Une bouillotte sous un édredon
L’eau est donc chaude parce qu’elle descend profondément. Jean-Pierre Couturié apprécie les images. Il précise : « Chaudes-Aigues c’est une bouillotte sous un édredon. En effet, la source de chaleur de la Terre vient essentiellement de la radioactivité des roches. Environ 70 % de la chaleur terrestre provient de cette radioactivité de l’uranium, du thorium et du potassium. L’eau qui circule dans ces roches se réchauffe ainsi. Le granite de la Margeride est un laccolite, des roches fondues qui se sont installées sous forme d’une lentille. Il affleure sur 2 500 km², et pour qu’il apparaisse en surface il a fallu enlever 10 km de terrain : les montagnes de l’époque étaient comme l’Himalaya actuel. Une montagne, au fur et à mesure qu’elle s’use, remonte comme un iceberg qui fondrait au soleil. Le granite de la Margeride forme donc une espèce de lentille, comme le jambon dans un sandwich. A Chaudes-Aigues on est à 2 km de la bordure du granite. Il s’enfonce avec une pente de 30 degrés vers le Nord, si bien qu’à Chaudes-Aigues, on retrouverait le granite vers 1 km de profondeur en dessous des gneiss. Le granite a deux particularités : il est assez bon conducteur de la chaleur et il est producteur de chaleur car il contient de l’uranium, du thorium et du potassium. Il conduit la chaleur de la même façon dans toutes les directions, Ce n’est pas le cas des gneiss, qui sont dessus. Dans les gneiss, il y a beaucoup de micas qui sont des minéraux anisotropes, conduisant mal la chaleur dans la direction perpendiculaire aux lamelles.
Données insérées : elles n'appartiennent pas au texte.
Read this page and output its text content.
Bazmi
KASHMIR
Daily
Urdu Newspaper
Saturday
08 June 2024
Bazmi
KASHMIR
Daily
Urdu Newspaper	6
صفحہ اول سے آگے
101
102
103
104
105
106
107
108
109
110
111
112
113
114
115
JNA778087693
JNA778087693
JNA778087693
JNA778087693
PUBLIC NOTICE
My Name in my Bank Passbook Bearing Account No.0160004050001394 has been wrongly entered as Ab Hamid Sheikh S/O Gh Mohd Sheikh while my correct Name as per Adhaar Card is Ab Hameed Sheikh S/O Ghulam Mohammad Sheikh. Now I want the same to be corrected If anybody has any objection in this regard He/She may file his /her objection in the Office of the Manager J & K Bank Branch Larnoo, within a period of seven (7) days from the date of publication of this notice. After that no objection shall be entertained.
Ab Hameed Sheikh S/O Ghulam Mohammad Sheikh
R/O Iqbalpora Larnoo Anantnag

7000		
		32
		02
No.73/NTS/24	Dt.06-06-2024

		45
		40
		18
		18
La chaleur a donc du mal à se propager verticalement par conduction Les gneiss forment ainsi l’édredon, c’est l’isolant de la chaleur du granite. Ça contribue à protéger la chaleur de Chaudes-Aigues ». Le spécialiste estime que le phénomène des eaux chaudes pourra durer encore longtemps. Il indique : « Le phénomène dure depuis des milliers d’années. Ça continuera tant qu’il y aura une différence d’altitude importante entre le haut du plateau et le fond de la vallée : l’eau pourra descendre et remonter après s’être réchauffée. Il n’y a aucune raison que ça s’arrête. S’il y avait de gros tremblements de terre, cela pourrait boucher les fissures ». Maintenant, avec ces données scientifiques, il ne vous manque plus qu’à venir à Chaudes-Aigues pour découvrir ces sources uniques.